Dancer and choreographer, Twyla Tharp writes: “Turning something into a ritual eliminates the question, Why am I doing this?” which in turn, makes it more likely to happen. What makes each of these acts a ritual for me, aside from the daily repetition, is that I’m completely undistracted whilst I’m doing them. These are rare moments when my phone doesn’t tug me away because I’ve set my intention to the journaling or walking or coffee and there’s a remarkable freedom in that space of nowness. Starting my day in this way both reminds me of my own autonomy and attunes me to what I might need through the day. It also gets me started on a contemplative and intentional path so that whatever comes next is infused by that energy.
Taking regular breaks has become a new ritual whilst working at home. A break being a moment where I sit with myself and do whatever is needed – sometimes, just sit; at other times, stretch or dance, drink water, stare out of the window or play with the dog. I feel the perversion of having to make a ritual out of something so natural – the pull of productivity (and the addictive phone) looming large – but I now delight in the mundanity and sheer pleasure of this “devotional service”.
Thanks to this particular ritual, I remembered dance in my body – as in, I literally found the dance in my members once I stayed long enough to register it. I’d find myself swaying, or swirling and humming tunes that I’d danced to many moons ago. Which brings us to salsa. A new ritual that takes me to dance class once a week and is pure joy. The music. The steps. The rhythm. The physicality. All waking up dormant energies and reminding me of the range of my body.
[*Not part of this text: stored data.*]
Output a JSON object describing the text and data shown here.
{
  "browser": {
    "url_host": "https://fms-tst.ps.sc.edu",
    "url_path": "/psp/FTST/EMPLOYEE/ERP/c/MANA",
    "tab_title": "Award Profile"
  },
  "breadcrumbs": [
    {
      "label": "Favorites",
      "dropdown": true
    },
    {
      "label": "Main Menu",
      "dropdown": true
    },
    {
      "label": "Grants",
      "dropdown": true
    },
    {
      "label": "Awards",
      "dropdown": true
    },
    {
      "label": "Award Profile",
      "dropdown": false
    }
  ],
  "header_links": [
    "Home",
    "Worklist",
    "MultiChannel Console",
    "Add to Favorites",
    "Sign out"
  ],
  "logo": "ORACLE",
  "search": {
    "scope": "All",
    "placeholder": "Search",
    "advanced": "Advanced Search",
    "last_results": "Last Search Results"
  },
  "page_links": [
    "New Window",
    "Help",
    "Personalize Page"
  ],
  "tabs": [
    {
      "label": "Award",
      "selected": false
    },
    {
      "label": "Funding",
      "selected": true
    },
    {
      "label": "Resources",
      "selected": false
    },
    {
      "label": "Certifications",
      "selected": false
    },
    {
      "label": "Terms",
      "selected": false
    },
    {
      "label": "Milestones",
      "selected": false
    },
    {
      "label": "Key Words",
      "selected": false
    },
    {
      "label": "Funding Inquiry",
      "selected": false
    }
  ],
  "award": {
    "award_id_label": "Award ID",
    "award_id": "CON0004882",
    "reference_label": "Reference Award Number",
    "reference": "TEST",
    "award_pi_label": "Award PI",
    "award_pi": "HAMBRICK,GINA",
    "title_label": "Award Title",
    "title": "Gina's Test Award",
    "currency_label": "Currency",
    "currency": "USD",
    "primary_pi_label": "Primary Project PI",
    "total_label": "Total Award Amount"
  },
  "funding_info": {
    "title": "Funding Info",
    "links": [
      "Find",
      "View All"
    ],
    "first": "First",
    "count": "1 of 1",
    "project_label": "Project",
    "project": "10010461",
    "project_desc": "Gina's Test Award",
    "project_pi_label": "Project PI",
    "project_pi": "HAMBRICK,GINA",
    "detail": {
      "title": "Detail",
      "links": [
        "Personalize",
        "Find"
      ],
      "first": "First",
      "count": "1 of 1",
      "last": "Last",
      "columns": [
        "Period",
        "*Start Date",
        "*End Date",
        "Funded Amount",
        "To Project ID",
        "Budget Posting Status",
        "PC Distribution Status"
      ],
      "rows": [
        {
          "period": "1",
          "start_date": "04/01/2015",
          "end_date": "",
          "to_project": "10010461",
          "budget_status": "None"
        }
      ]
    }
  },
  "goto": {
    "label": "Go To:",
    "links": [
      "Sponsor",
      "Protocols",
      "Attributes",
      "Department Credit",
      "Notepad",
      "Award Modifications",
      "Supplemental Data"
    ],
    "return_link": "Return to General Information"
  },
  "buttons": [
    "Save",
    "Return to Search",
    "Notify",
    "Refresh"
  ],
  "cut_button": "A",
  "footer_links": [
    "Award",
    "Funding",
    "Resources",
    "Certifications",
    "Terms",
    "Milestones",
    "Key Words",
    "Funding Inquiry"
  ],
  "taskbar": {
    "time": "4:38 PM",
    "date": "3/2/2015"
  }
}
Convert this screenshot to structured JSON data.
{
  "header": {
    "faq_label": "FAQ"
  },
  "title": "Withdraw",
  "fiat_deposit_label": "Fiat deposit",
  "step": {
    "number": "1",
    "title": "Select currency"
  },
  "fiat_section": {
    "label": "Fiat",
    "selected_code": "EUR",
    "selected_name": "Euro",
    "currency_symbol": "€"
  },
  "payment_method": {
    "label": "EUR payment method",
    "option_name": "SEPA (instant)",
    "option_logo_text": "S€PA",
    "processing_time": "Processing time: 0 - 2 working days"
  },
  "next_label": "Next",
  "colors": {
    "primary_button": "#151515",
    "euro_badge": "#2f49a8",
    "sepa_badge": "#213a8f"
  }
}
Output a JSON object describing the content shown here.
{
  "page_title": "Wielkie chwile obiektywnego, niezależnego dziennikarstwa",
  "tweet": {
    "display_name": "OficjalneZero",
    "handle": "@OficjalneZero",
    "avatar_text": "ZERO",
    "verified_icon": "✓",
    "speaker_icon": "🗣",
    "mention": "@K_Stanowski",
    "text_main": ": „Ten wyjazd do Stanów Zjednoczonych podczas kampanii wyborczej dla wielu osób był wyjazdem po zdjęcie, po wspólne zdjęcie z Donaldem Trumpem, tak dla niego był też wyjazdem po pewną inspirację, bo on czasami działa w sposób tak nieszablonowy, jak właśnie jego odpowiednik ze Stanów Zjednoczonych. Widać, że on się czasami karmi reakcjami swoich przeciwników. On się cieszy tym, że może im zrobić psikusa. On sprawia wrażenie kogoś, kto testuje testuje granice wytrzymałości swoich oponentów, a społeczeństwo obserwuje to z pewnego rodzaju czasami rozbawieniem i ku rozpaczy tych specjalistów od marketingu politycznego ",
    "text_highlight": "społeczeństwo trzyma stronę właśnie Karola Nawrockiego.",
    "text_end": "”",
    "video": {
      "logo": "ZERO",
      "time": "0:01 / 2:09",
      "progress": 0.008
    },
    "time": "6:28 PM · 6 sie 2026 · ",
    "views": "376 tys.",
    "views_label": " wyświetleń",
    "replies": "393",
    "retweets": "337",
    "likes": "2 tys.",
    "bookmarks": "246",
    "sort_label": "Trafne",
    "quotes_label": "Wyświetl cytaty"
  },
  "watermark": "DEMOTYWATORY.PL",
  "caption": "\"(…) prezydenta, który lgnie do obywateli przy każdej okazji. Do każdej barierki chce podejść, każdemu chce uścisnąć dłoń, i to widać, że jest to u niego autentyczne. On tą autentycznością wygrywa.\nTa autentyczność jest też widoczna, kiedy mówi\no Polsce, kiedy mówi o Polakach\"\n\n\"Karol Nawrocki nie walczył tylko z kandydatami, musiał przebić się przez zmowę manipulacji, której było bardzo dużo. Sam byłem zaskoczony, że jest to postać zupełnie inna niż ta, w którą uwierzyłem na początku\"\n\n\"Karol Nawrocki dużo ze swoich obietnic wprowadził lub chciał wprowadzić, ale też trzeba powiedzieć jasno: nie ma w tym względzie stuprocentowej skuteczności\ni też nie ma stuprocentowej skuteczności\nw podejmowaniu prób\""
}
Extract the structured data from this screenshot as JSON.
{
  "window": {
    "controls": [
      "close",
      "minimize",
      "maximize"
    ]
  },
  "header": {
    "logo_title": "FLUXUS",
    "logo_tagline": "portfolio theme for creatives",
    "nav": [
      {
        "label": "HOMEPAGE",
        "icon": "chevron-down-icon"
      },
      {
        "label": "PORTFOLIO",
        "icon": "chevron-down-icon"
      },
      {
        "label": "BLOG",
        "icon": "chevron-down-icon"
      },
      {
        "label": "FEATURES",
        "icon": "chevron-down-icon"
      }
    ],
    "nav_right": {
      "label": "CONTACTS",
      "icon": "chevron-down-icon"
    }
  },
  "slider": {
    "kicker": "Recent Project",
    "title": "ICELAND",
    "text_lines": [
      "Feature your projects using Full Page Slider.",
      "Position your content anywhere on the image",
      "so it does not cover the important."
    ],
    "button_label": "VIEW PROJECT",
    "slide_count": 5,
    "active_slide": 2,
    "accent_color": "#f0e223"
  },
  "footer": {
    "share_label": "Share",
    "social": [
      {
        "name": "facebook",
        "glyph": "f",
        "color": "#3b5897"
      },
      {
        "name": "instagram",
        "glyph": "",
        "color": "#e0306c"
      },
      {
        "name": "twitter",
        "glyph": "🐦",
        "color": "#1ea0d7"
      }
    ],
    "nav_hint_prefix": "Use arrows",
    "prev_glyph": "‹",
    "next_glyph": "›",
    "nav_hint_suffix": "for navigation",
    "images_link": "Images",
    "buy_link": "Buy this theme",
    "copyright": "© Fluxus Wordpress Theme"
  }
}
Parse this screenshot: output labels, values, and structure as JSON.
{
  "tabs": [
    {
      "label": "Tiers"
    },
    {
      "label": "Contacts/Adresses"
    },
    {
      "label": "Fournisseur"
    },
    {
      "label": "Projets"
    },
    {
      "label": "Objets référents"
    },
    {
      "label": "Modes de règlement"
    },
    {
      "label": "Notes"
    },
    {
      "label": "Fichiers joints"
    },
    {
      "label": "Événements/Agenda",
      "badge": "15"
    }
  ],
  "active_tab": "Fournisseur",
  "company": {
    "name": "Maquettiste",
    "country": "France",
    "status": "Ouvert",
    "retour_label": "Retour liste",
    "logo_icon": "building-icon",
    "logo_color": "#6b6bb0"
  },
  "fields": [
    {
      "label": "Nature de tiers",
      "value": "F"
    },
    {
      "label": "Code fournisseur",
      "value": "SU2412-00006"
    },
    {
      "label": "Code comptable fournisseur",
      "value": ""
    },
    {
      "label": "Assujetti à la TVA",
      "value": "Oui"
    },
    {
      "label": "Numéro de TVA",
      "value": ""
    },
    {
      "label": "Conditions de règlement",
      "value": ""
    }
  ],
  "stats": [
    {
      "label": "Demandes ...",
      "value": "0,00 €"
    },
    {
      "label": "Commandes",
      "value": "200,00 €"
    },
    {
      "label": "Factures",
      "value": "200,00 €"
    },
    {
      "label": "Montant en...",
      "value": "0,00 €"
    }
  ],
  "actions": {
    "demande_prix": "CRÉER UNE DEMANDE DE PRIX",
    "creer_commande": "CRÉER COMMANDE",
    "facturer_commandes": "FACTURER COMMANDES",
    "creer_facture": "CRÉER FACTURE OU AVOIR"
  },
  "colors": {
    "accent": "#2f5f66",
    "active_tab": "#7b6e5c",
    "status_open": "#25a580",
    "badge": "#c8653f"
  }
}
Maria Popova (brainpickings.com) writes this as she draws a distinction between routine and ritual:
“…while routine aims to make the chaos of everyday life more containable and controllable, ritual aims to imbue the mundane with an element of the magical. The structure of routine comforts us, and the specialness of ritual vitalizes us…”
So what rituals sustain you? What magic do you imbue the mundane with? What vitalizes you day to day? I’d love to hear.